Mudik - Balik Lebaran, Tradisi Masyarakat dan Keniscayaan Sosial
- 23 Mar 2026 23:21 WIB
- Sungailiat
RRI.CO.ID - Sungailiat - Jutaan masyarakat Indonesia melakukan mudik Lebaran untuk merayakan Idulfitri bersama keluarga di kampung halaman. Mudik gratis, fenomena yang dilakukan masyarakat Bangka yang semula merantau ke Pulau Jawa.
Moda transpormasi Kapal Perang Republik Indonesia (KRI) TNI AL bekerja sama Pemprov Babel sudah membawanya ke kampung halaman di Bangka Belitung. Mereka pun kini menyiapkan diri untuk kembali ke tanah rantau sesuai profesinya masing-masing, setelah lebaran ini.
“Kami sangat berterima kasih kepada pemerintah dan TNI AL yang sudah menyediakan mudik gratis ini. Dengan adanya program ini kami bisa pulang ke Belitung untuk berkumpul bersama keluarga saat Lebaran, terkhusus mahasiswa yang merantau,” tutur Ridho, pemudik tujuan Belitung.
“Program ini sangat baik dan bermanfaat bagi masyarakat. Semoga ke depan kuotanya bisa lebih banyak agar lebih banyak lagi warga yang bisa merasakan manfaatnya,” kata Natasya yang mengaku baru pertama kali mengikuti program mudik gratis, dalam pemberitaan rri.co.id,.16 Maret 2026.
Mudik Lebaran merupakan kesempatan bagi masyarakat untuk kembali ke akar budaya dan keluarga, serta mempererat hubungan dengan sanak saudara. Mudik Lebaran juga menjadi kesempatan bagi masyarakat untuk melepas penat dan menghilangkan stres setelah seharian bekerja. Setibanya di kampung halaman mudik ke kampung halaman menjadi waktu untuk beristirahat dan menikmati waktu bersama keluarga, sanak saudara dan kerabat, teman sekampung.

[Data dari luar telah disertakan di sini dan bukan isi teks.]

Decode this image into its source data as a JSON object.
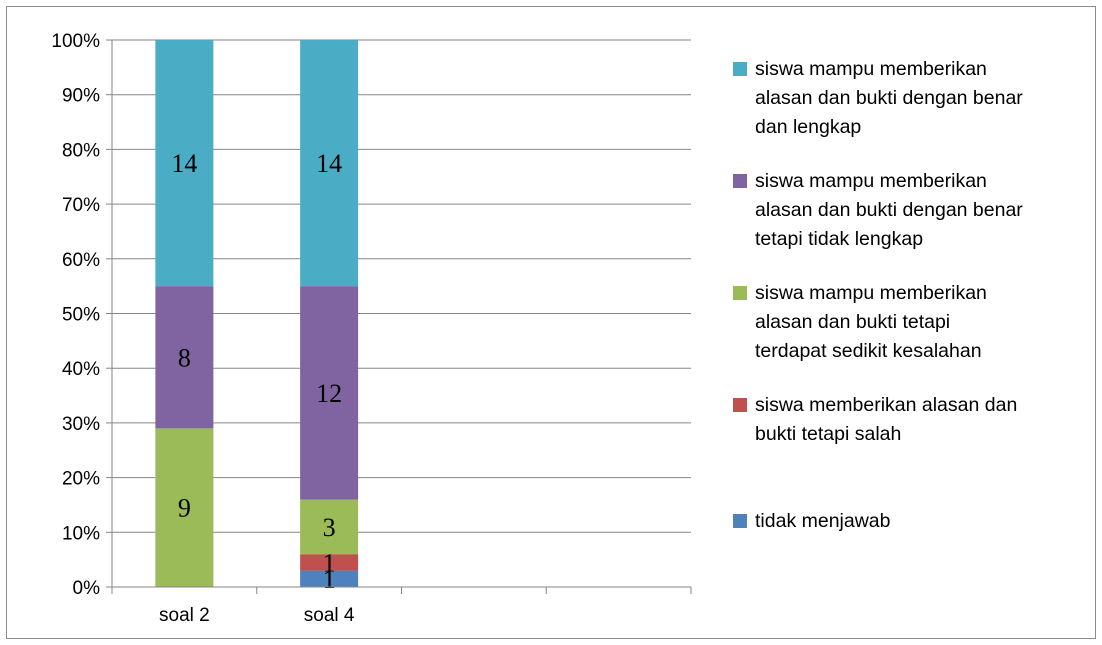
{
  "chart_data": {
    "type": "bar",
    "stacked": "percent",
    "categories": [
      "soal 2",
      "soal 4"
    ],
    "ylim": [
      0,
      100
    ],
    "yticks": [
      "0%",
      "10%",
      "20%",
      "30%",
      "40%",
      "50%",
      "60%",
      "70%",
      "80%",
      "90%",
      "100%"
    ],
    "extra_empty_categories": 2,
    "grid": true,
    "legend_position": "right",
    "series": [
      {
        "name": "tidak menjawab",
        "color": "#4f81bd",
        "values": [
          0,
          1
        ]
      },
      {
        "name": "siswa memberikan alasan dan bukti tetapi salah",
        "color": "#c0504d",
        "values": [
          0,
          1
        ]
      },
      {
        "name": "siswa mampu memberikan alasan dan bukti tetapi terdapat sedikit kesalahan",
        "color": "#9bbb59",
        "values": [
          9,
          3
        ]
      },
      {
        "name": "siswa mampu memberikan alasan dan bukti dengan benar tetapi tidak lengkap",
        "color": "#8064a2",
        "values": [
          8,
          12
        ]
      },
      {
        "name": "siswa mampu memberikan alasan dan bukti dengan benar dan lengkap",
        "color": "#4bacc6",
        "values": [
          14,
          14
        ]
      }
    ],
    "percent_values": {
      "soal 2": [
        0,
        0,
        29,
        26,
        45
      ],
      "soal 4": [
        3,
        3,
        10,
        39,
        45
      ]
    }
  },
  "legend_lines": [
    [
      "siswa mampu memberikan",
      "alasan dan bukti dengan benar",
      "dan lengkap"
    ],
    [
      "siswa mampu memberikan",
      "alasan dan bukti dengan benar",
      "tetapi tidak lengkap"
    ],
    [
      "siswa mampu memberikan",
      "alasan dan bukti tetapi",
      "terdapat sedikit kesalahan"
    ],
    [
      "siswa memberikan alasan dan",
      "bukti tetapi salah"
    ],
    [
      "tidak menjawab"
    ]
  ]
}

Kuatnya tradisi mudik dari masyarakat setiap tahunnya memang menjadi perhatian pemerintah, termasuk bagi Pemprov Kepulauan Bangka Belitung. Hal itu diungkapkan Gubernur Kepulauan Bangka Belitung Hidayat Arsani.
“Pemprov Babel tidak lain dan tidak bukan hanya ingin berbuat yang terbaik untuk masyarakat. Negeri kita adalah negeri yang penuh dengan rasa tanggung jawab,” kata Gubernur Hidayat Arsani ketika menyambut kedatangan para pemudik di Pelabuhan Tanjung Gudang Belinyu Kabupaten Bangka, 16 Maret 2026.
Mudik Lebaran memiliki tantangan tersendiri, seperti kemacetan dan kemungkinan menemui kesulitan mencari transportasi. Itulah di antaranya Pemprov Babel mendukung sepenuhnya Program Mudik Gratis dari inisiatif TNI Angkatan Laut yang setiap tahun memanfaatkan Kapal Perang Republik Indonesia.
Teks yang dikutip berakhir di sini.